Both the Liberal Democrats and Labour pushed the idea of Conservative voters being taken for granted, pointing to "levelling-up" money going to formerly rock-solid Labour "red wall" areas in the Midlands and northern England, rather than North Shropshire.
The risk for the Conservatives is that same sense generated in this by-election is replicated in other Tory heartlands.
When Mr Johnson won a landslide in the 2019 general election, he ripped up the old electoral map and charged into Labour areas.
The challenge he has now is how to keep all those voters on side - finding an approach that speaks to newly won Tories in the Midlands and North without alienating traditional voters elsewhere.
It was only in May that the Tories swept Labour aside in a by-election in Hartlepool. In July there was talk of them winning in Batley and Spen, in West Yorkshire, before Labour managed a narrow hold.
The North Shropshire result without doubt demonstrates how quickly political fortunes can shift - and the recent turbulence in Westminster has played a significant part. There is frustration, and anger, at the government's direction.
But perhaps it demonstrates a change in mood that runs deeper, that could present a longer-term challenge for Mr Johnson's Conservative Party.
Its next electoral test will come in May, with local elections across England.
A bad set of results in Conservative heartlands would further wound Mr Johnson, and set nerves jangling about the next general election, which has to be held by May 2024.
There is already talk in some Tory circles about a leadership challenge next summer. A lot could happen before then and it may never amount to more than talk, but the party is famously unsentimental about ditching leaders that start to be seen as a liability at the polls.
It is dangerous to read too much into the North Shropshire result.
The Lib Dems threw everything at this campaign in an effort that would be hard to replicate across the country at a general election, but they have proven they can take on the Conservatives in parts of the country where support has been strongest.

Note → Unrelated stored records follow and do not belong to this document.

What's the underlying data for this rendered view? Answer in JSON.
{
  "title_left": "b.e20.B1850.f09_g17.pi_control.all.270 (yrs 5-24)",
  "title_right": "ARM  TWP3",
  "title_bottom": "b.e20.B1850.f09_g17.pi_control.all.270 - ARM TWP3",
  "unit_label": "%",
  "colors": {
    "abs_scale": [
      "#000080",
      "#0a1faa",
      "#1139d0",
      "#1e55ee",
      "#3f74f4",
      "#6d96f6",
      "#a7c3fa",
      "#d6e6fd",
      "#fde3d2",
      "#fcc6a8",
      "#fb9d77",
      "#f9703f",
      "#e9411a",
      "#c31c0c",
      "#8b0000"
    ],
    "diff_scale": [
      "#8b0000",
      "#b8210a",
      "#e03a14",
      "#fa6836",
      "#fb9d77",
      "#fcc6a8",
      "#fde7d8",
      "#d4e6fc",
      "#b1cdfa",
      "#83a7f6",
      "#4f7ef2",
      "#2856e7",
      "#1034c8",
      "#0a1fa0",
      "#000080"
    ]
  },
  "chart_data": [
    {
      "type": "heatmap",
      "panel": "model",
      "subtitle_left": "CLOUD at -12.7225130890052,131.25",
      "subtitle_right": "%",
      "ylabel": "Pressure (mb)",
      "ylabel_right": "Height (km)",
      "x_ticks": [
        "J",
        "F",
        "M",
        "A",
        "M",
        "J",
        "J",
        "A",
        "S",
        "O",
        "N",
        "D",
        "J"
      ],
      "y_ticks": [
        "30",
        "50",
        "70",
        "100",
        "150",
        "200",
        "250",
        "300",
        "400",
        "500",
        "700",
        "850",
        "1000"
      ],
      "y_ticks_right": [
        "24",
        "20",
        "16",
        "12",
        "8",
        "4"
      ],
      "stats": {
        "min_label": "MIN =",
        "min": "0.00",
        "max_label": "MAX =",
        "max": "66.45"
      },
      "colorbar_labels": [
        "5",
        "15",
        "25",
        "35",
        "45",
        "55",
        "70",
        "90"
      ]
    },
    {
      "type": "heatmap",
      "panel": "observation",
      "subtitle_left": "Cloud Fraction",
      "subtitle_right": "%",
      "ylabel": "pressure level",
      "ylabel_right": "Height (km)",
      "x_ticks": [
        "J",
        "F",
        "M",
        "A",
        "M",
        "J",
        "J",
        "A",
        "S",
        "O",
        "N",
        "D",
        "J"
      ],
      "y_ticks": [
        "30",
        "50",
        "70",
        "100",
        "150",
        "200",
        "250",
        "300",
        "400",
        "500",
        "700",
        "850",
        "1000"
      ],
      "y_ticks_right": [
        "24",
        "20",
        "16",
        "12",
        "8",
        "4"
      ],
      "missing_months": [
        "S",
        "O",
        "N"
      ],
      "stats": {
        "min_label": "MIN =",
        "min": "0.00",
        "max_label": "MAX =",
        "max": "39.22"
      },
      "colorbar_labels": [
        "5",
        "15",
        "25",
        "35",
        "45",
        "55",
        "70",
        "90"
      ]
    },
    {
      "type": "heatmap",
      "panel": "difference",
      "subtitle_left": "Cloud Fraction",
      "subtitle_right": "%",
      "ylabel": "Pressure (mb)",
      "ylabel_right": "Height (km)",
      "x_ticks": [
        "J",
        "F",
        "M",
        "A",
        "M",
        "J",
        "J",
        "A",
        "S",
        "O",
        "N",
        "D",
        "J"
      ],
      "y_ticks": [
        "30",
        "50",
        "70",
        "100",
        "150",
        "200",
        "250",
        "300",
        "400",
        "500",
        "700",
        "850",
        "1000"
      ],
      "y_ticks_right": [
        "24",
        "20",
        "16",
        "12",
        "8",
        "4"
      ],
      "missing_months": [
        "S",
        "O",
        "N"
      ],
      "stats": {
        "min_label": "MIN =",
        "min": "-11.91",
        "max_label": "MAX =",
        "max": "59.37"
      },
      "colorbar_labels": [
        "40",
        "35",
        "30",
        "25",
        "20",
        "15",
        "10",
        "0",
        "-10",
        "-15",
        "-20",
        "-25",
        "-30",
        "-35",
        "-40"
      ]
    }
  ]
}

Labour is also facing questions over whether it could - or should - have done better in North Shropshire.
Sir Keir Starmer's party has denied there was a pact to hang back and allow the Lib Dems a run at this seat, with the candidate Ben Wood insisting he put every effort into it and was backed by the national party.
But it does seem Sir Ed Davey's party was campaigning harder. The Lib Dem leader visited North Shropshire multiple times, while Sir Keir did not come once.
In 2019 Labour came second in North Shropshire, but now it has been pushed back to third.
There will be those who argue it was the fact voters coalesced around the Lib Dems that landed a body blow on the Conservatives.
But it is a blow many would think Sir Keir would have liked to have claimed himself, to cement Labour as the main challenger to the Tories in the public eye and prove it can take them on and win.
There is always a danger in reading too much into a single by-election result, when such votes always take place in a very particular set of circumstances.
But if this does suggest the electoral map is still shifting, Labour has to find its way to win too.